BookTubers make reading a communal and cultural event, and I’m thankful. Some parts of BookTube feel like being in an English seminar class with 20 students, which is beautiful. It brings people closer, promotes healthy discussion and suggests heart-wrenchingly good books. I believe good discussions about literature from all parts of the world have the power to start revolutions.
When BookTubers go off the beaten path, though, it pays off.
If it weren’t for BookTube, I would not have read Hanya Yanagihara’s over 800-page work A Little Life, Toshikazu Kawaguchi’s cute novel Before the Coffee Gets Cold or Taylor Jenkins Reid’s page-turner The Seven Husbands of Evelyn Hugo this year. I would have probably gotten around to reading some of them eventually, but not as quickly as I did after watching a YouTube video during my lunch break.
So, I need BookTubers to create content that is responsible and goes beyond books that are half smut. Of course, this columnist also likes good smut.
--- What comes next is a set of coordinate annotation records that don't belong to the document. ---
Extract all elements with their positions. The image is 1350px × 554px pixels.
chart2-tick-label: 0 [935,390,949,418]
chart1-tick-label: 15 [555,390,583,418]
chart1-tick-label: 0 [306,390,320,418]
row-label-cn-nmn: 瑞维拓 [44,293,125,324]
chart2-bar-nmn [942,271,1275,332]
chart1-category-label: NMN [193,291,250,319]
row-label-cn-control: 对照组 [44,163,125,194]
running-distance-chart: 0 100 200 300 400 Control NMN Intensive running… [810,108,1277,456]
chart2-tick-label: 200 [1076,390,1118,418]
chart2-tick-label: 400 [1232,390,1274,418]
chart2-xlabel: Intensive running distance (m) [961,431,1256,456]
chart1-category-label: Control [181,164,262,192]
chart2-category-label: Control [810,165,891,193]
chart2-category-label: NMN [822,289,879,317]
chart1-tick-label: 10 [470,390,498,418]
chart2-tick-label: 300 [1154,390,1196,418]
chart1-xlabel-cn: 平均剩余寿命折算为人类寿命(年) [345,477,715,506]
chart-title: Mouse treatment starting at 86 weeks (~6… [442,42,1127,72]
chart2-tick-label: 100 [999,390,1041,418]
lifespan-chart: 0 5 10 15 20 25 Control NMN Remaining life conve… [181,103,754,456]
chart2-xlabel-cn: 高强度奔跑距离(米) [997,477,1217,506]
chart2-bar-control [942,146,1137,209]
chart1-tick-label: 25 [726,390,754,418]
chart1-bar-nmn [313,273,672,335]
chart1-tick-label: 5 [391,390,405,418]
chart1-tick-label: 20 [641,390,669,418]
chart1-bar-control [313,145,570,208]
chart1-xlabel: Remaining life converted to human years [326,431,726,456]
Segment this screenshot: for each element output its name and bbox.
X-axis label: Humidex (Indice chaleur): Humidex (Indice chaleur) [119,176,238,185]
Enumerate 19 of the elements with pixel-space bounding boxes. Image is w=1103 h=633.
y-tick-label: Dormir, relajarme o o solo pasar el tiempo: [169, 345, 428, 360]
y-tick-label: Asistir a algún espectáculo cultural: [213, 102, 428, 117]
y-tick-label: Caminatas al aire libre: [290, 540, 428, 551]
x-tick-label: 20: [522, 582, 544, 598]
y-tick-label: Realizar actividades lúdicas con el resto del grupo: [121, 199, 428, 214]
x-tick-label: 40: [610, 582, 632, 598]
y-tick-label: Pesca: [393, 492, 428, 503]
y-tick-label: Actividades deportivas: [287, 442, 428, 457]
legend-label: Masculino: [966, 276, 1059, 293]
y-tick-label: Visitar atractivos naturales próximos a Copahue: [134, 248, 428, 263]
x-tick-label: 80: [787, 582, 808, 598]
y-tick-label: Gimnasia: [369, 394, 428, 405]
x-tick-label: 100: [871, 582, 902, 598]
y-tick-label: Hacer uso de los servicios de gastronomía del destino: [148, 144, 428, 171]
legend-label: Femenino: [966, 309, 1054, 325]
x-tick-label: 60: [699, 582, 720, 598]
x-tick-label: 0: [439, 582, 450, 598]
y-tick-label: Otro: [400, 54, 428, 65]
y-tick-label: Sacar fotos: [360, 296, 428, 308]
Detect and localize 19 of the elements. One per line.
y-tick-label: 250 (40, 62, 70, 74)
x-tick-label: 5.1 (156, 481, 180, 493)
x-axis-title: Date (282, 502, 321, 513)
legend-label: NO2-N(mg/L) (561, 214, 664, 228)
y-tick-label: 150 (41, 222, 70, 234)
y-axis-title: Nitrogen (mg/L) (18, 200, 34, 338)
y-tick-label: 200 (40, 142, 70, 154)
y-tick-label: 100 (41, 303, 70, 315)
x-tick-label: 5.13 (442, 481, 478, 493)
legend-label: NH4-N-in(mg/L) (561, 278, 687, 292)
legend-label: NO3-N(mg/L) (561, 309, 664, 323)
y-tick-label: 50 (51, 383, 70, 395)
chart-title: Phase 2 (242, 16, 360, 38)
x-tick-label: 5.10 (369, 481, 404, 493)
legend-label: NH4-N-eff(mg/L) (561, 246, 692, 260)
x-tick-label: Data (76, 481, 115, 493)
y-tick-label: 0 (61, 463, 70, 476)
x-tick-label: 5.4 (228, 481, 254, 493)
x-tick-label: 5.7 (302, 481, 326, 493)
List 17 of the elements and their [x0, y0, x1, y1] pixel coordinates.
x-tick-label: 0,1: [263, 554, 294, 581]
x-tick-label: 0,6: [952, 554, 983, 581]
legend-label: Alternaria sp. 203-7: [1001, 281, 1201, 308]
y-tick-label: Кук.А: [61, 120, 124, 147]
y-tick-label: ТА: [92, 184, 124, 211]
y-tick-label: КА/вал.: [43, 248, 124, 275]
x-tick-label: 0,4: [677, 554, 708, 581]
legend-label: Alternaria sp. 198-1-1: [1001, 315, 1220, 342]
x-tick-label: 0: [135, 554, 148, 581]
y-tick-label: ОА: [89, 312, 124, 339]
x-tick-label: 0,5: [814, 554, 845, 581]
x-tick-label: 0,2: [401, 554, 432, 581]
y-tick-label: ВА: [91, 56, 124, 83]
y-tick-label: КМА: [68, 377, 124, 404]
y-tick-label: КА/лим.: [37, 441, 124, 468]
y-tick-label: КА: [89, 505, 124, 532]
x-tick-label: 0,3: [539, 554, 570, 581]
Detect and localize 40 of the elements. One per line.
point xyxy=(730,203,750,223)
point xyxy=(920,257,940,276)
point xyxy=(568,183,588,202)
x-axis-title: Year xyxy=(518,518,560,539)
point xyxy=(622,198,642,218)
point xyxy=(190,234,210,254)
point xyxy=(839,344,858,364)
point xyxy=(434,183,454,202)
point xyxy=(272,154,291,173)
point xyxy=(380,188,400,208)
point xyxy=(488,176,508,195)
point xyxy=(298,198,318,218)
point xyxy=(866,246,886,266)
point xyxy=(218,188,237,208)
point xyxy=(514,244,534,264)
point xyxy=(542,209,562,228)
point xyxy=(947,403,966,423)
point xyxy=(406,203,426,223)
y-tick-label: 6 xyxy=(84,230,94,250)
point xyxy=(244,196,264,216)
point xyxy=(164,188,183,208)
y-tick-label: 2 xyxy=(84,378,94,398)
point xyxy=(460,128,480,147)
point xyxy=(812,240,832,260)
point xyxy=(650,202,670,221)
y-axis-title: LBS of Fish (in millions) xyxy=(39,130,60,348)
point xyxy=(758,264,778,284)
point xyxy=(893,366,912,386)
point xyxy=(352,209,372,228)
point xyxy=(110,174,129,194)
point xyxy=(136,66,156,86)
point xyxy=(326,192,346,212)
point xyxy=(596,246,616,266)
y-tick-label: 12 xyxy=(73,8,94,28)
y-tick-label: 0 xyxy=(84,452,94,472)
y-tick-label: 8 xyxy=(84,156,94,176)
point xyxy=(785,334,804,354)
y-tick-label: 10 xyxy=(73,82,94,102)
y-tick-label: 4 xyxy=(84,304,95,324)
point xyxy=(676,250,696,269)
But I need us — those who are not BookTubers — to encourage content creators to make good content.
Manitoba’s Lauren Hower — or @bigbooklady on Instagram — Jesse on YouTube, Jack Edwards, Dakota Warren, @emmiereads and @TheArtisanGeek are some of my favourite BookTubers. Their book recommendations are not only versatile and multicultural, but all of them are politically aware — some are academics and artists.
I hope these people continue to make the experience of reading more communal, productive, enjoyable and political.
So, I don’t think hoping for something better is in vain anymore. Let’s add more books to my Goodreads “Want To Read” list and watch BookTube all day, because we all deserve at least that.